Diante disso, e mesmo depois de toda a frágil argumentação filosófica de Schwartsman, em seu artigo “Por que torço para que Bolsonaro morra”, só posso torcer para que Schwartsman viva. Torço para que ele viva porque, graças à ética e compaixão cristãs, não mais vivemos no tempo da barbárie. Torço para que ele viva porque, mesmo aos moldes dos intelectuais que defendiam o nazismo e o comunismo, essa pobre alma carece de iluminação e perdão. É certo que uma sociedade altamente secularizada não dá conta desse tipo de compreensão. A cultura da compaixão só pode ser acessada por sociedades e indivíduos que se lançam para além de si mesmos, isto é, para o plano da transcendência.

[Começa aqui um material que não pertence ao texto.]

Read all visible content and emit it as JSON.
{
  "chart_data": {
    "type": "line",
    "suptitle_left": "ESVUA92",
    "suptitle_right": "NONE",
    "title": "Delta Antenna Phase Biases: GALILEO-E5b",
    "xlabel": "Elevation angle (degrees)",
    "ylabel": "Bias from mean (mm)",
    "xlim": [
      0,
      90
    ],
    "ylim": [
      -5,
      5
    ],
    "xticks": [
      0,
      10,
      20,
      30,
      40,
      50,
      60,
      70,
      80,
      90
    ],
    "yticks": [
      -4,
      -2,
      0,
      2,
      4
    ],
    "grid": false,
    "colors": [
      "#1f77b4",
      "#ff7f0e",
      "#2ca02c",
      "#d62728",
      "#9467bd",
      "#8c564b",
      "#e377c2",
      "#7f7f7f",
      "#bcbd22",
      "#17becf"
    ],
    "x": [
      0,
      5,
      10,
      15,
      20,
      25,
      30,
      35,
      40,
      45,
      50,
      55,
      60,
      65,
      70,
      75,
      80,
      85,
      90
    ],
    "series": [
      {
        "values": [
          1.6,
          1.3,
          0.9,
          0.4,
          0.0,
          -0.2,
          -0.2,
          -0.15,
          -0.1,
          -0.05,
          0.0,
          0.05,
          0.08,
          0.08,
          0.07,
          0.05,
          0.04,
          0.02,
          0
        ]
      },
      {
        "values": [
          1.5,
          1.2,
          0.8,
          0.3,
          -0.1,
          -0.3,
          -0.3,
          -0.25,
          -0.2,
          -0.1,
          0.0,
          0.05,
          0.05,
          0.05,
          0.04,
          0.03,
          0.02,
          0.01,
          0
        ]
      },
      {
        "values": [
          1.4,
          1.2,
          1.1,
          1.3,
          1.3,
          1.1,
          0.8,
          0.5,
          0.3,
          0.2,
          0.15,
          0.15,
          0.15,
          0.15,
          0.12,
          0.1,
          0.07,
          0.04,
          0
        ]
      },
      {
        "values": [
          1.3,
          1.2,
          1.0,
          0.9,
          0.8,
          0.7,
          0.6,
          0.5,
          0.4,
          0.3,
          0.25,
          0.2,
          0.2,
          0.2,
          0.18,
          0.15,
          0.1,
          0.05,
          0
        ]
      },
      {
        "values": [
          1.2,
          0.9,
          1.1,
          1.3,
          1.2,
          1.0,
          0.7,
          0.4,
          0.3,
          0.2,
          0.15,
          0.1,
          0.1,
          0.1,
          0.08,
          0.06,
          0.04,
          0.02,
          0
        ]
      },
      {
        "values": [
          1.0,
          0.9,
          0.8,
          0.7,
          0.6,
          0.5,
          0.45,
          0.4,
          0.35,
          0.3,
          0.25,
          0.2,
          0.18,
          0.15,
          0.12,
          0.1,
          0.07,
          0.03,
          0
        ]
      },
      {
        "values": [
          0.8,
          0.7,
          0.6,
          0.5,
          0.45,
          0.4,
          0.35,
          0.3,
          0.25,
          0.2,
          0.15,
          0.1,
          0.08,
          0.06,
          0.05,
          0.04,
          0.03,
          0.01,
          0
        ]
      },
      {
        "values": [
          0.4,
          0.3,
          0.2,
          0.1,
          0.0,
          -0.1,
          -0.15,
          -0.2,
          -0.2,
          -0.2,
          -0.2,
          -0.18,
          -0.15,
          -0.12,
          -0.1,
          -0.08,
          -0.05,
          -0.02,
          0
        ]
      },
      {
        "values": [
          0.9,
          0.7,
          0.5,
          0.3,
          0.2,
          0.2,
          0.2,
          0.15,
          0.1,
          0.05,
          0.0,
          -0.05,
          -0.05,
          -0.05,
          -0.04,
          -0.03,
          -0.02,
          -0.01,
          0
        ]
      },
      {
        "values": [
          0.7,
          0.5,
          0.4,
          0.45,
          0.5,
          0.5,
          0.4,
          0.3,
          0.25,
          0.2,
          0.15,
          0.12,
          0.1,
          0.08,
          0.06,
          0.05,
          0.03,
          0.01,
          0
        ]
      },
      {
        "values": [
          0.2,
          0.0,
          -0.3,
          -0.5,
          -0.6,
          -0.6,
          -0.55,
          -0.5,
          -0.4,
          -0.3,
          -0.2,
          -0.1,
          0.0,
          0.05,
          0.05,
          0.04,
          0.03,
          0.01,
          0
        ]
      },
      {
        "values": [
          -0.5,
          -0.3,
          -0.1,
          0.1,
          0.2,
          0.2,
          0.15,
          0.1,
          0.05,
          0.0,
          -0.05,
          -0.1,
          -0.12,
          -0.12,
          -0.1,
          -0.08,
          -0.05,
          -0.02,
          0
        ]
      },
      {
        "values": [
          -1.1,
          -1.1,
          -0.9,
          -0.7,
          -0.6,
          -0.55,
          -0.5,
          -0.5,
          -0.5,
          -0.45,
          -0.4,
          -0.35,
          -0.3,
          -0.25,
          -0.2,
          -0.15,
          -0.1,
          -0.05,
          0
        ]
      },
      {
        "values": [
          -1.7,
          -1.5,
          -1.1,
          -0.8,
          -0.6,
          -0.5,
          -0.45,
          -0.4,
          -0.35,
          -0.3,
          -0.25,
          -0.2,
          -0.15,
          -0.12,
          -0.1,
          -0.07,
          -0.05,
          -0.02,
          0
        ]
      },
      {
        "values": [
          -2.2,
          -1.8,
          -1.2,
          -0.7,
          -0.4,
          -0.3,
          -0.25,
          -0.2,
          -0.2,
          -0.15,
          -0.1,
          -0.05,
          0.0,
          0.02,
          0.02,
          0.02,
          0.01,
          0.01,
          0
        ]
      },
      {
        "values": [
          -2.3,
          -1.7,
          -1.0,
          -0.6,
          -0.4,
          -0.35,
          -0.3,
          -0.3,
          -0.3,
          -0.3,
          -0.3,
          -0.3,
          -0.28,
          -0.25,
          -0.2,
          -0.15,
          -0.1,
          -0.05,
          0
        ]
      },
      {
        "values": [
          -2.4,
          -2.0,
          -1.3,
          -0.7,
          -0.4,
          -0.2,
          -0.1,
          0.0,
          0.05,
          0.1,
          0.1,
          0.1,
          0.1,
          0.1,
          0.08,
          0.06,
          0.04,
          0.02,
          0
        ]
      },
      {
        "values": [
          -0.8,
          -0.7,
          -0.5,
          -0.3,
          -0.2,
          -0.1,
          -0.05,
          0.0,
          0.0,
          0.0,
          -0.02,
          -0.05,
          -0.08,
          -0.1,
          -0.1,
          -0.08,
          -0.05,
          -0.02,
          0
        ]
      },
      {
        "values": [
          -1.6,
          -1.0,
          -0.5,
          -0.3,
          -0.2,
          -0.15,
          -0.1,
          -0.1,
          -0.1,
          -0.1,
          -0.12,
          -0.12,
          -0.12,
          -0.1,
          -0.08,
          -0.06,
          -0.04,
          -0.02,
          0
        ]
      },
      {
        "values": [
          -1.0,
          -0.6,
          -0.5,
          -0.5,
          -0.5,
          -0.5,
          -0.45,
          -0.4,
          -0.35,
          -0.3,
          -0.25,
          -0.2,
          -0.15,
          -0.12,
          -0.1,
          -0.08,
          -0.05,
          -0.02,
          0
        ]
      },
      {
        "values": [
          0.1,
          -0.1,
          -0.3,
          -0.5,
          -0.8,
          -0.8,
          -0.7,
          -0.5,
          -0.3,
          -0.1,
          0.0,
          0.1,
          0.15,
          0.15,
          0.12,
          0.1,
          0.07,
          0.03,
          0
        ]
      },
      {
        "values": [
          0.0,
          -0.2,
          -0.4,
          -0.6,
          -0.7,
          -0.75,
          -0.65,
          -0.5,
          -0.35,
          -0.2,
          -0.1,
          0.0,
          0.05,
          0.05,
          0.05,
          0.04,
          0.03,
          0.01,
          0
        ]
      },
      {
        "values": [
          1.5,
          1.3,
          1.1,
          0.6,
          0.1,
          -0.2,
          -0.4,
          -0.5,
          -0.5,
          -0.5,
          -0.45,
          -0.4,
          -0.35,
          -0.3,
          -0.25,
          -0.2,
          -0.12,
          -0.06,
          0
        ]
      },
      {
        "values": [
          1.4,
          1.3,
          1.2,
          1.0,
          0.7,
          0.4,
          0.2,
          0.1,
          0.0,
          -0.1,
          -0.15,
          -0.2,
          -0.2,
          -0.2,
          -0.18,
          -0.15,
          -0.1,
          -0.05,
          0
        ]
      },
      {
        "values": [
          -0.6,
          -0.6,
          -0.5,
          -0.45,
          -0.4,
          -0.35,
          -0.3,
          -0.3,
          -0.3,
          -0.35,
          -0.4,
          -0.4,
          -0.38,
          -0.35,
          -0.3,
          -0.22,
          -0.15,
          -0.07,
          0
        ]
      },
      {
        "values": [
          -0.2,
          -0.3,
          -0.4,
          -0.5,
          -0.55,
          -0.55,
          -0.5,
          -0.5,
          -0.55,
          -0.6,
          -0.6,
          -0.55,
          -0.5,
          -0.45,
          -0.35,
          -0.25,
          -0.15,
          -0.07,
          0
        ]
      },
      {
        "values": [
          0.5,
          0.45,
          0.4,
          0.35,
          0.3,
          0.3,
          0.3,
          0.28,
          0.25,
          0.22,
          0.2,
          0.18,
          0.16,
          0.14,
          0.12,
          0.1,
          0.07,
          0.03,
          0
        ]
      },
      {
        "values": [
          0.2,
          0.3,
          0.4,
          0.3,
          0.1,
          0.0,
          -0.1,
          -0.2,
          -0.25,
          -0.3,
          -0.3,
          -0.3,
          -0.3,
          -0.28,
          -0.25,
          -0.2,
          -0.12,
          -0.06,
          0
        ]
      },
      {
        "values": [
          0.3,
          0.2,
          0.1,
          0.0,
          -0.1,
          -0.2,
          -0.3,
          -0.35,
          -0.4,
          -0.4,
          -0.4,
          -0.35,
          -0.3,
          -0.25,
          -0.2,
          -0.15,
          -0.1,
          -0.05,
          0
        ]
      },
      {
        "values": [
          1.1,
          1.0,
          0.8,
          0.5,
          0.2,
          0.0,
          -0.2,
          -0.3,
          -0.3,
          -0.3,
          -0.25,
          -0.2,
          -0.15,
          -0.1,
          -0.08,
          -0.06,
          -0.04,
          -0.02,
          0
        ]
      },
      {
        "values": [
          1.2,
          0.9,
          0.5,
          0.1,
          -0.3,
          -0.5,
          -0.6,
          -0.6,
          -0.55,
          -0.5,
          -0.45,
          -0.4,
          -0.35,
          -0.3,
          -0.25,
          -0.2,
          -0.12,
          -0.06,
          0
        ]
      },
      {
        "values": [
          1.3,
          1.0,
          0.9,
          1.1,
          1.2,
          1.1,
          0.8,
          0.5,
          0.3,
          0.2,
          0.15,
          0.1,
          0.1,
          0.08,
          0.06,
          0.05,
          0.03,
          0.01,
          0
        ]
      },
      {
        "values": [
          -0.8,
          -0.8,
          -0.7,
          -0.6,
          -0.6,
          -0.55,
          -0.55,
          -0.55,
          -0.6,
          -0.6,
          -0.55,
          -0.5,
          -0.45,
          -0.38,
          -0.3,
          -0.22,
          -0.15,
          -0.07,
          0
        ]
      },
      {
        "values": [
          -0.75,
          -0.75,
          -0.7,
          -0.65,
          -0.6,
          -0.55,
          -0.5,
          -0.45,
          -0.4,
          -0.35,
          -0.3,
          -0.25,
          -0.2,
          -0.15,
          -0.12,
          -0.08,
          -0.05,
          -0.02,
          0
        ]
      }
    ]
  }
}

Tanto o pobre Schwartsman como os que endossaram o seu artigo não compreenderam a beleza da compaixão e da ética cristã. Em suas parcas visões de mundo e de si mesmos, adotam e defendem filosofias defeituosas como o consequencialismo, fruto do utilitarismo ou do pragmatismo, ambas filosofias utilizadas para justificar – em parte – ações inescrupulosas como os genocídios ocorridos no século XX.
Por fim, torço para que Schwartsman viva para que ele encontre o verdadeiro sentido da vida. Torço para que ele perdoe e seja perdoado. Contudo, que ele possa se lembrar de que a sua própria razão ou seu próprio pathos não dão conta de tal reconhecimento. Como escreveu o filósofo e teólogo checo Tomáš Halík em seu livro Não sem esperança, o perdão é uma arte divina, nós a aprendemos de Deus, por nós mesmos jamais seríamos capazes de praticar o perdão.
Eis as razões por que torço para que Schwartsman viva.
[1] República 5.460c.
[2] A Política, A regulamentação dos casamentos e dos nascimentos.